Of course. Kathy Baker: spoiled, stuck-up, and pretentious. The problem was that Max might not have been afraid of celebrities, but he was afraid of Kathy.
He grabbed my arm and pulled me away.
“I think I need a new pair of underpants,” he said once we were outside the cave.
“I can’t wait to see Astrid’s character die as a fireball engulfs her as she runs across Main Street searching for shelter,” I said.
My Lord. I really am Dana.
“Where’s Peony?” I asked Max.
Max put his index finger to the side of his nose and sharply inhaled
.
“Oh,” I said, nodding. “Rehab.”
“Fifth time’s the charm,” he said.
Members of the football team were trying to pump the keg. I opted for a can of Coke. I nearly bumped heads with Kathy Baker as she grabbed a Diet Coke from the ice chest and shook the can to remove the excess ice. She would regret that later when she popped the tab.
“How’d you get Astrid to come?” Unlike Max, I felt only pity toward Kathy.
“I, like, asked her,” Kathy said under her breath. (As if talking to me would infect her with radiation poisoning.) “My dad was refilling a prescription for her. I, like, asked, and she came.”
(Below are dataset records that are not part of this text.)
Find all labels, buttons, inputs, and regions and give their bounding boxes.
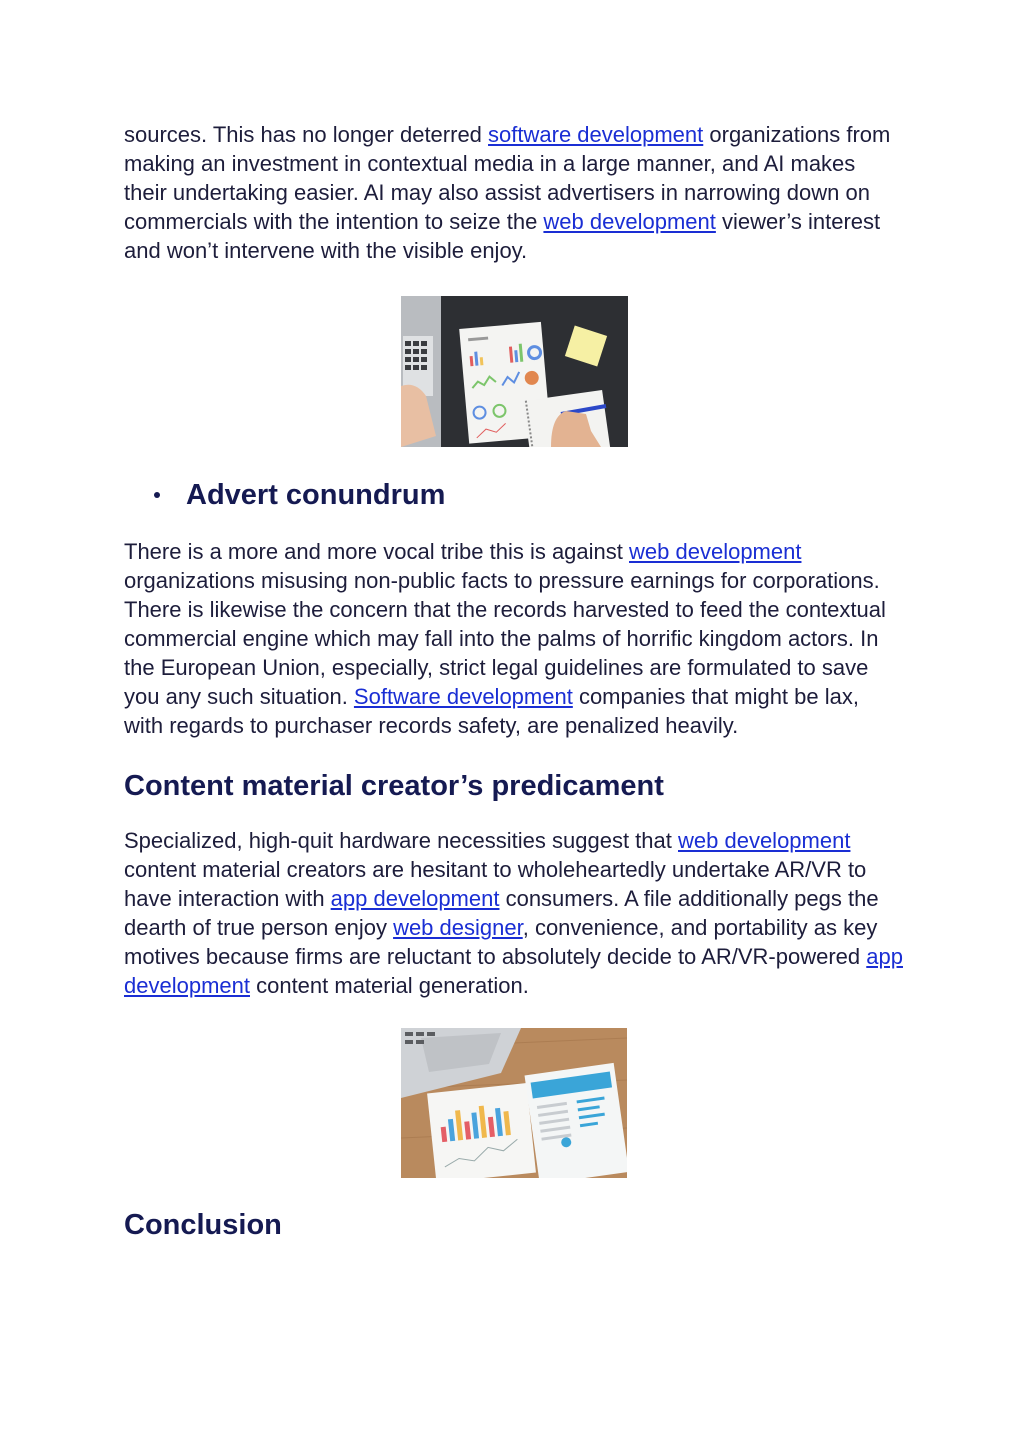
heading-content-creator: Content material creator’s predicament [124, 770, 664, 802]
heading-advert-conundrum: Advert conundrum [186, 479, 446, 511]
link-software-development[interactable]: Software development [353, 684, 573, 709]
analytics-desk-image [401, 296, 628, 447]
document-page [124, 120, 904, 1243]
bullet-heading-row [154, 477, 904, 513]
paragraph-advert: There is a more and more vocal tribe this is against web development organizations misusing non-public facts to pressure earnings for corporations. There is likewise the concern that the records harvested to feed the contextual commercial engine which may fall into the palms of horrific kingdom actors. In the European Union, especially, strict legal guidelines are formulated to save you any such situation. Software development companies that might be lax, with regards to purchaser records safety, are penalized heavily. [124, 539, 886, 738]
link-web-designer[interactable]: web designer [393, 915, 523, 940]
paragraph-intro: sources. This has no longer deterred software development organizations from making an investment in contextual media in a large manner, and AI makes their undertaking easier. AI may also assist advertisers in narrowing down on commercials with the intention to seize the web development viewer’s interest and won’t intervene with the visible enjoy. [124, 122, 891, 263]
link-software-development[interactable]: software development [488, 122, 704, 147]
link-app-development[interactable]: app development [330, 886, 500, 911]
paragraph-content-creator: Specialized, high-quit hardware necessities suggest that web development content material creators are hesitant to wholeheartedly undertake AR/VR to have interaction with app development consumers. A file additionally pegs the dearth of true person enjoy web designer, convenience, and portability as key motives because firms are reluctant to absolutely decide to AR/VR-powered app development content material generation. [124, 828, 903, 998]
link-web-development[interactable]: web development [629, 539, 802, 564]
link-web-development[interactable]: web development [543, 209, 716, 234]
bullet-icon [154, 492, 160, 498]
link-app-development[interactable]: app development [124, 944, 903, 998]
reports-desk-image [401, 1028, 627, 1178]
heading-conclusion: Conclusion [124, 1209, 282, 1241]
link-web-development[interactable]: web development [678, 828, 851, 853]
I can just imagine how that conversation went:
“The Woods, it’s like where we party, and, like, we get drunk and hang. Making out is optional. [Insert laugh.] Please come and meet us there. You’ll, like, have lots of fun. It’s up the mountain and, like, go half a mile and turn right and you’ll see a big oak with a sign nailed on it—what you see here what you do here what you hear here when you leave here let it stay here and, like, around the corner is a cave, and that’s where we’ll be. There’ll be, like, beer and moonshine—tasty, trust me. See ya!”
Kathy said “like” a lot. To the point that it made you want to throw yourself off a cliff. That was her scariest quality. All at once, I spotted Dana behind her. (Speak of the . . . Devil. No. Speak of the Divine? The Ditzy? Whatever.) At Kathy’s heel—like a dog. If you’re keeping track at home, Dana hadn’t said one word to me all day, which was fine, but I was kind of worried about what she would do. Like with a bomb of the nuclear variety being dropped, I was waiting for the fallout.
“What are you doing?” Dana whispered.